Which draws us back to the fundamental question”when does the United States need”truly need”to produce more tritium for the active nuclear stockpile? (We set aside the fact that this tritium could be purchased on the commercial market, probably at considerable savings, from Canadian vendors. Our government says we have to grow our own tritium to have a secure and reliable source. That justifies poisoning the Tennessee River.)
In the unclassified world, we can’t give a precise answer”which is just how the weaponeers like it. They want to be taken at their word, even though the last time someone checked up on them, they were lying by decades”the NNSA said they had to build a new plutonium bomb plant because plutonium pits were not reliable for more than 40 years, but an independent study by the JASON, experts with clearances and experience in weapons design, said the pits would be good for at least 80 years, and probably more.
But we can give a general answer with confidence. When does the US need to make more tritium for its bombs? Not now.

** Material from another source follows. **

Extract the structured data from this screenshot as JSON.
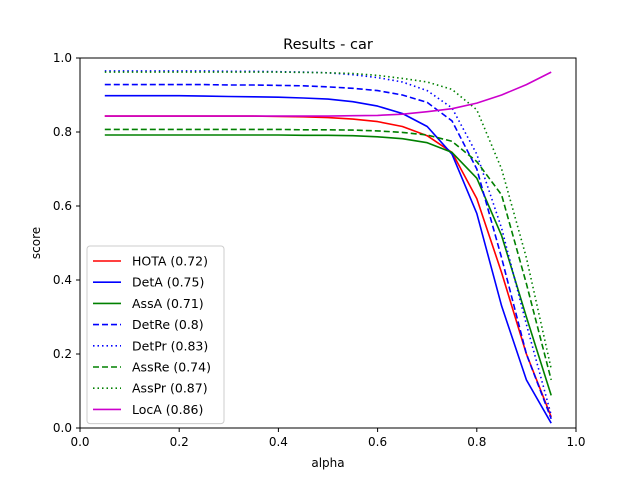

Put the question another way. What are we making the tritium at Watts Bar for? The list is long”n-year Reserve, Hedge Reserve, Laboratory Requirements, Active Stockpile Pipeline, and Savannah River Site Required Inventory”before you get to the active stockpile, the 1,550 warheads deployed around the globe as part the US nuclear posture.
The tritium they are making now is to satisfy a paper demand, to resupply aging warheads in a hedge reserve that will never, ever be used, to free up tritium for the National Labs to play with”but they can’t say that out loud to the public because that clearly does not justify the level of pollution they will dump into the river, or the amount of money they are spending on the program.
It’s time for NNSA to declassify its slide, to tell the public the truth, and to stop polluting the Tennessee River without a damn good reason.